Imagineering, Inc. v. Kiewit Pacific Co.

976 F.2d 1303, 1992 WL 253298
CourtCourt of Appeals for the Ninth Circuit
DecidedOctober 7, 1992
DocketNo. 91-35970
StatusPublished
Cited by81 cases

This text of 976 F.2d 1303 (Imagineering, Inc. v. Kiewit Pacific Co.) is published on Counsel Stack Legal Research, covering Court of Appeals for the Ninth Circuit primary law. Counsel Stack provides free access to over 12 million legal documents including statutes, case law, regulations, and constitutions.

Bluebook
Imagineering, Inc. v. Kiewit Pacific Co., 976 F.2d 1303, 1992 WL 253298 (9th Cir. 1992).

Opinion

LEAVY, Circuit Judge:

This case involves an appeal from the district court’s dismissal of the plaintiffs’ complaint for failure to state a claim. 759 F.Supp. 1498. Fed.R.Civ.P. 12(b)(6). A plaintiff class of minority and woman-owned business enterprises (“MWBEs”) appeal the dismissal of its action against Kiewit Pacific Company, Kiewit Construction Company, and Peter Kiewit Sons’, Inc. (“Kiewit”), who are prime contractors, challenging an alleged scheme to evade federal and state regulations requiring prime contractors to employ MWBEs on public works construction projects by using phony MWBEs to create the appearance of compliance with the set-aside regulations. Plaintiffs alleged that the scheme violated the Racketeer Influenced and Corrupt Organizations Act (“RICO”), 18 U.S.C. §§ 1961-68, certain sections of the Civil Rights Act, 42 U.S.C. §§ 1981, 1982, and 1984, and Washington state law.

FACTUAL AND PROCEDURAL BACKGROUND

Federal, state, and local set-aside regulations set forth required levels of participation by MWBEs on public works construction contracts awarded to prime contractors. Prime contractors secure the required MWBE participation by subcontracting work to qualified MWBEs or by entering a joint venture agreement with one or more MWBE. In fact, prime contractor bids must include a list of MWBE subcontractors or joint venture partners and a description of the type and dollar amount of work that the MWBE will perform if its bid is selected. The successful bidder receives a Condition of Award letter that makes the participation of the designated MWBEs a condition of the contract between the successful bidder and the government agency.

According to the plaintiffs, the Kiewit defendants developed and used a conduit scheme to avoid complying with the set-aside regulations that, nevertheless, caused it to appear they were in compliance.
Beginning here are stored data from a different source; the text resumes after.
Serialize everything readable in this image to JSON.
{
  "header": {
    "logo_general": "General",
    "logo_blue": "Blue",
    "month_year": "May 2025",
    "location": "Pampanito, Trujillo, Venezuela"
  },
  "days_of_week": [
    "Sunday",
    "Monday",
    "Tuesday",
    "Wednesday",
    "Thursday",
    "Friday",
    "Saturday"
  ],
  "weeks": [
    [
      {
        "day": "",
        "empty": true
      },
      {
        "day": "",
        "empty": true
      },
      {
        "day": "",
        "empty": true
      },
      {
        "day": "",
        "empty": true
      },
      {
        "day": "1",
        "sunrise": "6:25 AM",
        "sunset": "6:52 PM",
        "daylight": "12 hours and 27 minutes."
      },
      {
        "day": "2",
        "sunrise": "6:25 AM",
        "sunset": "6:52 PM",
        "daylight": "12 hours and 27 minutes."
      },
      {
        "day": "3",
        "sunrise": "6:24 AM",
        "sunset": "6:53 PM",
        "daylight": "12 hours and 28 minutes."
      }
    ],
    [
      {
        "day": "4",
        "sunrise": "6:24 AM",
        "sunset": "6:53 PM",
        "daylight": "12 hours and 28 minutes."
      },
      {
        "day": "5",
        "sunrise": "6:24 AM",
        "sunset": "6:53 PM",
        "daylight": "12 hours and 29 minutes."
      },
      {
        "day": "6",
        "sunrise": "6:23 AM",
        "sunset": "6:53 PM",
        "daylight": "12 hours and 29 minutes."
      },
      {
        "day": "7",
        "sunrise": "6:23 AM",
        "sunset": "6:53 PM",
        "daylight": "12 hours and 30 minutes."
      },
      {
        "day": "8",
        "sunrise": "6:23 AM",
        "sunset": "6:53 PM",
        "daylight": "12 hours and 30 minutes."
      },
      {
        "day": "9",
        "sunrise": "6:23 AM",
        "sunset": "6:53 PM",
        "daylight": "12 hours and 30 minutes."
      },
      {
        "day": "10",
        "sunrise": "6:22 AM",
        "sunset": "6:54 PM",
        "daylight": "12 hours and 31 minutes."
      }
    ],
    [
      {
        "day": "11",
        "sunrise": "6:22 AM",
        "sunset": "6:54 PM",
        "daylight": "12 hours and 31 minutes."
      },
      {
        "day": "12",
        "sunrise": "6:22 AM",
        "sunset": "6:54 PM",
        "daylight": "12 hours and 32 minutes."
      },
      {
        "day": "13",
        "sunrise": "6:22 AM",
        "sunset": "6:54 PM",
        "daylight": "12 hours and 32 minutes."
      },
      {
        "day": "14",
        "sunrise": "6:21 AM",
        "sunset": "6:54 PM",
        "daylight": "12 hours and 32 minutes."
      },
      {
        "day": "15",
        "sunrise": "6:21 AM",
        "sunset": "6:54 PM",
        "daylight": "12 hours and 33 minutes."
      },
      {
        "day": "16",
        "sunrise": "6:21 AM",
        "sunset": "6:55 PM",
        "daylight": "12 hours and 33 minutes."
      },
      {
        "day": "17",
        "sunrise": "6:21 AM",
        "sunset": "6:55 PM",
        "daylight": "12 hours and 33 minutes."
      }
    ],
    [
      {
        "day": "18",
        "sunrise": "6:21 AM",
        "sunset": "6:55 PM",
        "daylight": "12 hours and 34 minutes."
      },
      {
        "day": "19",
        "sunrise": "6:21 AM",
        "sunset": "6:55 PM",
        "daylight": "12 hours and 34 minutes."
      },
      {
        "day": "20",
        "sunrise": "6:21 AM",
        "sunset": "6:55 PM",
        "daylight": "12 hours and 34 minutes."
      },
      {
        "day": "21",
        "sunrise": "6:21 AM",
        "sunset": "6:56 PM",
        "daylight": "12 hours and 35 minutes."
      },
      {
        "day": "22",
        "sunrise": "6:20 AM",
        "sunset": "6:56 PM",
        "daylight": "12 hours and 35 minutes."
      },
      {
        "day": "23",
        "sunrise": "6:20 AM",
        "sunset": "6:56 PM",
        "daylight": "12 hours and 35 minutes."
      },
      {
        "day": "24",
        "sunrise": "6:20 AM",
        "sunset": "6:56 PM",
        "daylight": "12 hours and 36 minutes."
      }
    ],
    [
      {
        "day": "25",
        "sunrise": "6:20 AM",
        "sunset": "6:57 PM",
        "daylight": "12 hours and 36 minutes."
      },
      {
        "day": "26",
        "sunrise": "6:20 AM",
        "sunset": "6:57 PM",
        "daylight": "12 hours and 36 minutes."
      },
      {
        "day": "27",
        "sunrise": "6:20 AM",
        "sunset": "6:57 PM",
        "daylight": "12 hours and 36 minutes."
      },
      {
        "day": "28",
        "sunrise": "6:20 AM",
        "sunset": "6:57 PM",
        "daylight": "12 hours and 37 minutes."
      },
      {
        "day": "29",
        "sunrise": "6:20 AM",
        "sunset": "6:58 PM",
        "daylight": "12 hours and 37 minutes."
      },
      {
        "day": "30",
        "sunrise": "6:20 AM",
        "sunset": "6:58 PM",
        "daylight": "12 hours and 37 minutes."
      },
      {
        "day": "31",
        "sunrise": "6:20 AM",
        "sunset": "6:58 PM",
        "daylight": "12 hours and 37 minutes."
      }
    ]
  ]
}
Plaintiffs alleged that the Kiewit defendants regularly employed Global Consultants/Construction (“Global”) and Seaway Construction, Inc. (“Seaway”), both of which were certified as minority business enterprises (“MBEs”) and woman business enterprises (“WBEs”), to act as “conduits,” “fronts,” or “pass-throughs.” As alleged in the amended complaint, a “conduit” is an MWBE that agrees to be named as a subcontractor but does not perform the subcontract in a commercially meaningful manner. The work actually is performed by the prime contractor. A “front” is a company that purports to be an MWBE, but is not. A front appears to be an MWBE through trust agreements or similar arrangements. A “pass-through” is an MWBE subcontractor that buys goods to be counted toward fulfillment of MWBE goals. Often, conduits, fronts, and pass-throughs (collectively “conduits”) do not earn a legitimate profit. Rather, the fees paid through these arrangements are much smaller than the profits that legitimate MWBEs could earn on the projects.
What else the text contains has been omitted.